Roy and Erika,
While there is concern for several factors mentioned in the article, I don't take it as an overall negative. The article reflects the transition underway in south central California energy and labor market.
1. There is a general tightness in the drilling companies, that is not a new happening. Rig utilization is high, and will stay high for some time, until more rigs are built.
2. Big companies selling (smaller) local California properties. This has been happening as the bigco's seek larger pools of energy, which unfortunately are now located elsewhere, likely in deeper off-shore waters in the Gulf of Mexico and internationally. This does leave an opportunity for smaller, quick moving local firms like Royale Energy to go in and pick out properties that will make a nice fit with their plans. These recent sales enabled Royale to pick up properties that are located where they are currently active and focused on. Over the longer term, this will create synergies and economies of scale for them.
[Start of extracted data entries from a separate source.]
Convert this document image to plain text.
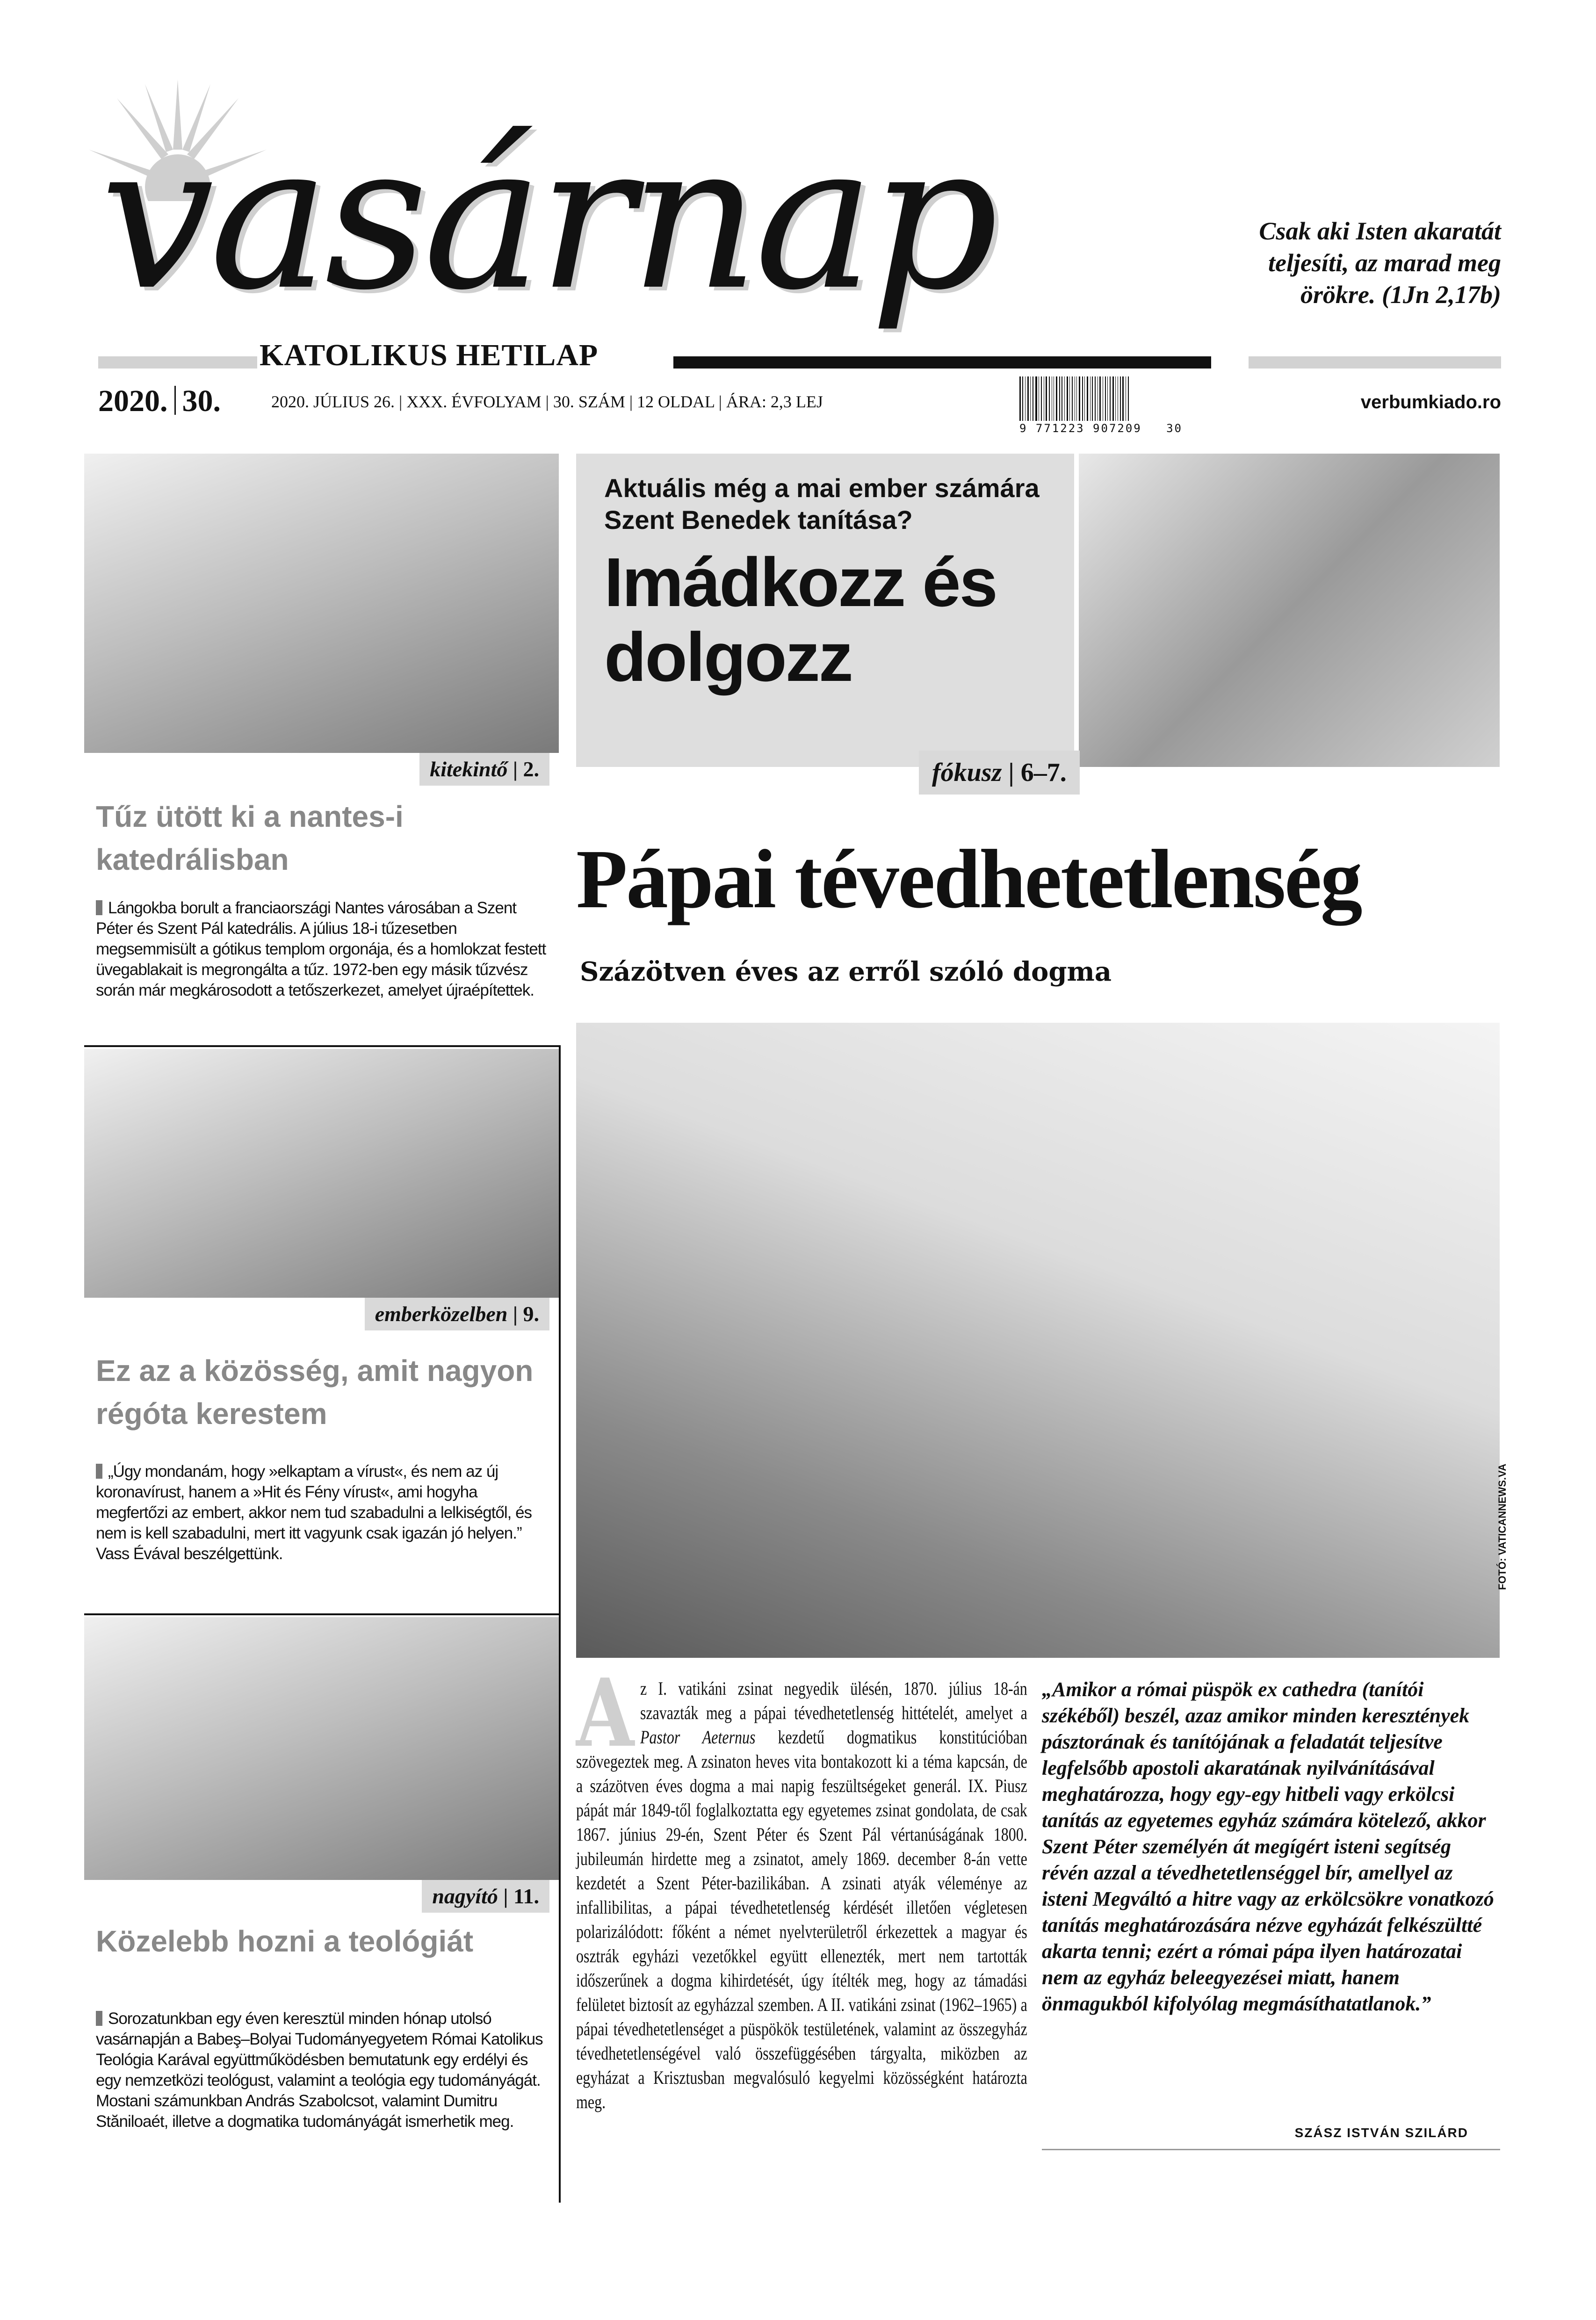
vasárnap
KATOLIKUS HETILAP
Csak aki Isten akaratát teljesíti, az marad meg örökre. (1Jn 2,17b)
2020. 30.	2020. JÚLIUS 26. | XXX. ÉVFOLYAM | 30. SZÁM | 12 OLDAL | ÁRA: 2,3 LEJ
9 771223 907209   30
verbumkiado.ro
kitekintő | 2.
Tűz ütött ki a nantes-i katedrálisban
Lángokba borult a franciaországi Nantes városában a Szent Péter és Szent Pál katedrális. A július 18-i tűzesetben megsemmisült a gótikus templom orgonája, és a homlokzat festett üvegablakait is megrongálta a tűz. 1972-ben egy másik tűzvész során már megkárosodott a tetőszerkezet, amelyet újraépítettek.
emberközelben | 9.
Ez az a közösség, amit nagyon régóta kerestem
„Úgy mondanám, hogy »elkaptam a vírust«, és nem az új koronavírust, hanem a »Hit és Fény vírust«, ami hogyha megfertőzi az embert, akkor nem tud szabadulni a lelkiségtől, és nem is kell szabadulni, mert itt vagyunk csak igazán jó helyen.” Vass Évával beszélgettünk.
nagyító | 11.
Közelebb hozni a teológiát
Sorozatunkban egy éven keresztül minden hónap utolsó vasárnapján a Babeş–Bolyai Tudományegyetem Római Katolikus Teológia Karával együttműködésben bemutatunk egy erdélyi és egy nemzetközi teológust, valamint a teológia egy tudományágát. Mostani számunkban András Szabolcsot, valamint Dumitru Stăniloaét, illetve a dogmatika tudományágát ismerhetik meg.
Aktuális még a mai ember számára Szent Benedek tanítása?
Imádkozz és dolgozz
fókusz | 6–7.
Pápai tévedhetetlenség
Százötven éves az erről szóló dogma
FOTÓ: VATICANNEWS.VA
Az I. vatikáni zsinat negyedik ülésén, 1870. július 18-án szavazták meg a pápai tévedhetetlenség hittételét, amelyet a Pastor Aeternus kezdetű dogmatikus konstitúcióban szövegeztek meg. A zsinaton heves vita bontakozott ki a téma kapcsán, de a százötven éves dogma a mai napig feszültségeket generál. IX. Piusz pápát már 1849-től foglalkoztatta egy egyetemes zsinat gondolata, de csak 1867. június 29-én, Szent Péter és Szent Pál vértanúságának 1800. jubileumán hirdette meg a zsinatot, amely 1869. december 8-án vette kezdetét a Szent Péter-bazilikában. A zsinati atyák véleménye az infallibilitas, a pápai tévedhetetlenség kérdését illetően végletesen polarizálódott: főként a német nyelvterületről érkezettek a magyar és osztrák egyházi vezetőkkel együtt ellenezték, mert nem tartották időszerűnek a dogma kihirdetését, úgy ítélték meg, hogy az támadási felületet biztosít az egyházzal szemben. A II. vatikáni zsinat (1962–1965) a pápai tévedhetetlenséget a püspökök testületének, valamint az összegyház tévedhetetlenségével való összefüggésében tárgyalta, miközben az egyházat a Krisztusban megvalósuló kegyelmi közösségként határozta meg.
„Amikor a római püspök ex cathedra (tanítói székéből) beszél, azaz amikor minden keresztények pásztorának és tanítójának a feladatát teljesítve legfelsőbb apostoli akaratának nyilvánításával meghatározza, hogy egy-egy hitbeli vagy erkölcsi tanítás az egyetemes egyház számára kötelező, akkor Szent Péter személyén át megígért isteni segítség révén azzal a tévedhetetlenséggel bír, amellyel az isteni Megváltó a hitre vagy az erkölcsökre vonatkozó tanítás meghatározására nézve egyházát felkészültté akarta tenni; ezért a római pápa ilyen határozatai nem az egyház beleegyezései miatt, hanem önmagukból kifolyólag megmásíthatatlanok.”
SZÁSZ ISTVÁN SZILÁRD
Royale has geologists and engineers on-staff, and contracts with local geologists who know the fields and areas they are active in. The local drilling companies are busy, as when I inquire about Royale's plans to drill a specific well and begin a new program, they mention frequently about the tightness of the market, which gives some delay to starting drilling of their wells. I think that is the most important factor to watch..
Royale Energy does not need big field of targets to accomplish their objectives, and I'm encouraged by this transition from big companies to those with more motivation to squeeze out gas out of marginal areas using the newer technologies, and at a very good success rate.
Roy, thanks for posting about an interesting article.